The two commentaries work well as a series. Dive into them. It is impossible to understand the dynamics of healthcare operations and the forces disrupting them without appreciating Epic’s dominant role within the massive healthcare ecosystem.
As 2025 crossed into 2026, Epic finds itself navigating through turbulent waters. It is engaged in contentious litigation on data sharing with Particle Health, CurelS Healthcare and Health Gorilla, among others. In December 2025, the Texas Attorney General’s Office sued Epic “for their unlawful monopolization of the electronic health records industry.”
Nothing threatens Epic’s market stature more, however, than the federal government’s push to achieve full health data interoperability by July 2026. The obstacles blocking interoperability are political and cultural, not technological.
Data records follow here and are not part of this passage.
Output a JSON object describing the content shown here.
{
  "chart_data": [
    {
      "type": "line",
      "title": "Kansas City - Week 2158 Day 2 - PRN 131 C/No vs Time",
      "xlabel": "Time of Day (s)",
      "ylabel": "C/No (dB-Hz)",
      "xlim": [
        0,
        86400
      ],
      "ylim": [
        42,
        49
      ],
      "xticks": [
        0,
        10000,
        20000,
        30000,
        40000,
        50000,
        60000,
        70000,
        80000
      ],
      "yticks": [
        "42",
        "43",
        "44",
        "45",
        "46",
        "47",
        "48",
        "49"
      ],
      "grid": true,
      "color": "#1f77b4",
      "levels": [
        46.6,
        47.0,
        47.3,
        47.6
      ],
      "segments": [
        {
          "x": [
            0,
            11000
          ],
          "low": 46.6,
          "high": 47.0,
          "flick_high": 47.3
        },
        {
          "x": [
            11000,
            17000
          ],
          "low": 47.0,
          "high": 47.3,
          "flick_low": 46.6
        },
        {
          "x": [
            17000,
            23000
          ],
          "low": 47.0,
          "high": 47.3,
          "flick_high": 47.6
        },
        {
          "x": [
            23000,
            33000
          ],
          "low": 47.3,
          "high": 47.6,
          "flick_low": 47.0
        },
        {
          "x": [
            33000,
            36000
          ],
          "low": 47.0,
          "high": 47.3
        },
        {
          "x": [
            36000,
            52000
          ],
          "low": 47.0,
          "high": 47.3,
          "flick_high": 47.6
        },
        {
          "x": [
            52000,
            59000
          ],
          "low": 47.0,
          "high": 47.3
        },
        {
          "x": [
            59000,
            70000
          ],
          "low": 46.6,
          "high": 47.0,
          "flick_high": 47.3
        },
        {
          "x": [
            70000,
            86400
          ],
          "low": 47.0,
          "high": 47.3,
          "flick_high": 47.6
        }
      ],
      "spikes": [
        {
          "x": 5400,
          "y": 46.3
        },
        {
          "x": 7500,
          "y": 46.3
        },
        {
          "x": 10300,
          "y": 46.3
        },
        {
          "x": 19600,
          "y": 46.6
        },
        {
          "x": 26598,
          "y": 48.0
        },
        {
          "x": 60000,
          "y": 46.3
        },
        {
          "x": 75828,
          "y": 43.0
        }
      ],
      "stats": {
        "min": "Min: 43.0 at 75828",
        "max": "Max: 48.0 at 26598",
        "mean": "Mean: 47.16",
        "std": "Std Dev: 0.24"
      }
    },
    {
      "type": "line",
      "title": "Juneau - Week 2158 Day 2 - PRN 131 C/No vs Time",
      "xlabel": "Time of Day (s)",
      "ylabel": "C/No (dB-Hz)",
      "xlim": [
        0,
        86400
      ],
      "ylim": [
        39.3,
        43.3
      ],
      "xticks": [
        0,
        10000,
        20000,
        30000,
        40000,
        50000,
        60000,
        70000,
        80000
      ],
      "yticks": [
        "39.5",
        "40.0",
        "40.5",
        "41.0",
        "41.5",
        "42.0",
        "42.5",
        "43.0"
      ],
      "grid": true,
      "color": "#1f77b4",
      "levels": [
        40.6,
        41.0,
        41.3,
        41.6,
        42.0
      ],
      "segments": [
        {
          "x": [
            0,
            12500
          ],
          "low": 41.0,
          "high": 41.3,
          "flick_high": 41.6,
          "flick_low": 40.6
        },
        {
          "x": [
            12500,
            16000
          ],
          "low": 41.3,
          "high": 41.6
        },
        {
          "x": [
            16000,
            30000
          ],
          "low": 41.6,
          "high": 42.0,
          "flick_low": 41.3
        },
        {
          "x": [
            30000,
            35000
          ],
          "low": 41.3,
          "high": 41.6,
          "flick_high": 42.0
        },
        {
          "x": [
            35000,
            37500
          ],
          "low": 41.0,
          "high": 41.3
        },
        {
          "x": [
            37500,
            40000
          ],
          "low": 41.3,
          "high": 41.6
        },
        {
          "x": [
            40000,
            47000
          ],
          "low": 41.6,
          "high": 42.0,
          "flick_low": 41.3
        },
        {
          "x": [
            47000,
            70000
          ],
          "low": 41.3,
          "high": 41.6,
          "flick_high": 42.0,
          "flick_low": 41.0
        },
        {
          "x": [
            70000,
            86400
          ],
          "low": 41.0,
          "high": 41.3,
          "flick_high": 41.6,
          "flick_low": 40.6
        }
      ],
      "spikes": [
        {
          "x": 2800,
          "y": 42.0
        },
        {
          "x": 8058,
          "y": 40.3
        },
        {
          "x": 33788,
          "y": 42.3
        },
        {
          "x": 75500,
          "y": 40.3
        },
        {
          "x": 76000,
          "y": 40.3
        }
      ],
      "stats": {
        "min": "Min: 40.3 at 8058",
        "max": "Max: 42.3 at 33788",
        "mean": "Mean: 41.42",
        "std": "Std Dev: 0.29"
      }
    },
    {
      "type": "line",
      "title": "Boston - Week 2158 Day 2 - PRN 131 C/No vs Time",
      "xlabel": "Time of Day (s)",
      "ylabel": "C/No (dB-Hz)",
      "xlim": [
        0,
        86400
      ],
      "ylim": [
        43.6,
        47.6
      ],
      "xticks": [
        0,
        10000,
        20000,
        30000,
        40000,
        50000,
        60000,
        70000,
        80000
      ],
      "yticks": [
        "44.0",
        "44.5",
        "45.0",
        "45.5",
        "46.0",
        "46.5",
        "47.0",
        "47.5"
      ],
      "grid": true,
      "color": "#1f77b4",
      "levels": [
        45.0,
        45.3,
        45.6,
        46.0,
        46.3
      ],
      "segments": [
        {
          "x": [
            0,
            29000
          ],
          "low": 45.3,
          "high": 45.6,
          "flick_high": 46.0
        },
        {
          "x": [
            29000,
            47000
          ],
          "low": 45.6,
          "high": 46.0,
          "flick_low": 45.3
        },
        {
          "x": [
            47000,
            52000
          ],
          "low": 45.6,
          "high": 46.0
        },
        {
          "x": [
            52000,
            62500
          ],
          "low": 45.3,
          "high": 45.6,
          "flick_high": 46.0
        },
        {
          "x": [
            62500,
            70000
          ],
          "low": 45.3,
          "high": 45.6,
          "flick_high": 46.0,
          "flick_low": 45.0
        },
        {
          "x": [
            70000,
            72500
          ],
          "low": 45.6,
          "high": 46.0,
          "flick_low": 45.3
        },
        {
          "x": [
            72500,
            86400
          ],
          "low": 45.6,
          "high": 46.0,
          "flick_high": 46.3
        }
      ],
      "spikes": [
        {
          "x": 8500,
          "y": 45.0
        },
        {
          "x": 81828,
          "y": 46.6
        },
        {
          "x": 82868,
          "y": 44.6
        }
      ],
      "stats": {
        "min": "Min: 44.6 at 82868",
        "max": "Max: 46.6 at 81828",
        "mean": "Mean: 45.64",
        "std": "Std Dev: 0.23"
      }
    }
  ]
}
CMS is pursuing interoperability through a voluntary pledge program. As of Feb. 1, 2026, more than 600 companies and individuals, including Epic and me, have signed the pledge. Don’t bet against its success.
Epic needs to remain a vital, if smaller component, of the healthcare ecosystem. The government-led movement to achieve health data interoperability creates a role for companies, like Epic, that source patient health data.
With a unified data infrastructure, intelligent self-learning platforms will generate insights and engage end-users as never before. In the process, U.S. healthcare will become more balanced (with health), more equitable, and easier to access with better outcomes at lower costs..
As this new era of health and wellbeing unfolds, Epic cannot and will not become healthcare’s digital front door. As this reality becomes apparent, the U.S. system will save Epic from itself.